The final line of the script is
dir | wrap | out-file -encoding ASCII sitemap.xml
The heart of the script is the function wrap
that wraps each file’s properties in the necessary XML tags. This function uses the pipeline, and so it has begin
, process
, and end
blocks. The begin
block prints out the XML header and the opening <urlset>
tag. The end
block prints out the closing </urlset>
tag. In between is the process
block that does most of the work.
Since all unassigned expressions are returned from PowerShell functions, the code is very clean. No need for print statements, just state the strings that make up the output. Variable interpolation helps keep the code succinct as well: simply use the name of a variable where you want to insert that variable’s value in a string. (Be sure to use double quotes if you want interpolation.)
The wrap
function uses the implicit variable $_
which means “the next thing in the pipeline.” Since we’re piping in the output of dir
(alias for Get-ChildItem
), $_
represents a FileSystemInfo
object. We look at the extension
property on this object to see whether the file is one of the types we want to include in the sitemap. In this case, .html
, .htm
, or .pdf
. Obviously you can edit the value of the variable $extensions
if you want to include different file types in your sitemap.
Getting the file timestamp in the necessary format is particularly easy. The format specifier {0:s}
causes the date and time to be written in the ISO 8601 format that the sitemap standard requires. The Z
tacked on at the end says that time is UTC rather than some other time zone.

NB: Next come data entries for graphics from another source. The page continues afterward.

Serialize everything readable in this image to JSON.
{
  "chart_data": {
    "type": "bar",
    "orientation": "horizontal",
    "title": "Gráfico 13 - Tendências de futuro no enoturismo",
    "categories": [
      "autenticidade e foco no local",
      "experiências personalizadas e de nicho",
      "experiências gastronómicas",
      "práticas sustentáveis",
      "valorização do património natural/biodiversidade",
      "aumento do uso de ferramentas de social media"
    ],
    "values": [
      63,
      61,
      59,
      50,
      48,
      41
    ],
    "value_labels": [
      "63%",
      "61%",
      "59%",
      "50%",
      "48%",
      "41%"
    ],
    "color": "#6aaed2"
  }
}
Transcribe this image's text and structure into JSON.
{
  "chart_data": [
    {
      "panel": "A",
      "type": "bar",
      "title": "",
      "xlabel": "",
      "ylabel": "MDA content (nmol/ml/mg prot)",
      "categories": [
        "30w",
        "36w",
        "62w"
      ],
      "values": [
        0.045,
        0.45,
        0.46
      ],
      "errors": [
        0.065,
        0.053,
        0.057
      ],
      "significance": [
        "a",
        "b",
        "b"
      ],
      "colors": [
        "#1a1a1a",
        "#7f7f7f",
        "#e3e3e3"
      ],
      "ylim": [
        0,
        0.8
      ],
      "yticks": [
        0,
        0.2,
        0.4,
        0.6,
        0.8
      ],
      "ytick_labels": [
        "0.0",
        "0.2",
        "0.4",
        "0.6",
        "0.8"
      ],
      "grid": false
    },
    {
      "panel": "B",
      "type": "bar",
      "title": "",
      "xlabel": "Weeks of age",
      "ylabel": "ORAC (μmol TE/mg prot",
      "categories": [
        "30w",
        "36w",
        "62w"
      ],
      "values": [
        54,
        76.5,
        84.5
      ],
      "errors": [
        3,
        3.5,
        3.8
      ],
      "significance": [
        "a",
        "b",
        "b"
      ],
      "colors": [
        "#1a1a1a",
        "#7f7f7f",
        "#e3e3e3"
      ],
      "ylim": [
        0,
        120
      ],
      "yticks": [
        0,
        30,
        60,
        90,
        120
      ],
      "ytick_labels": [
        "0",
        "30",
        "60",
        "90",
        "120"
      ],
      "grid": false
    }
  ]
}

This script will produce a file sitemap.xml
in the standard format. Once you upload the sitemap to your server, you’ve got to let the search engines know how to find it. The simplest way to do this is to create a file called robots.txt
at the top of your site containing one line, Sitemap:
followed by the URL of your sitemap.
Sitemap: http://www.yourdomain.com/sitemap.xml
Now here’s the full script.
# Change this to your URL
$domain = "http://www.yourdomain.com"
# file extensions to include in sitemap
$extensions = ".htm", ".html", ".pdf"
# wrap file information in XML tags
function wrap
{
begin
{
'<?xml version="1.0" encoding="UTF-8"?>'
'<urlset xmlns="http://www.sitemaps.org/schemas/sitemap/0.9">'
}
process
{
if ($extensions -contains $_.extension)
{
"`t<url>"
"`t`t<loc>$domain/$_</loc>"
"`t`t<lastmod>{0:s}Z</lastmod>" -f $_.LastWriteTimeUTC
"`t</url>"
}
}
end
{
"</urlset>"
}
}
dir | wrap | out-file -encoding ASCII sitemap.xml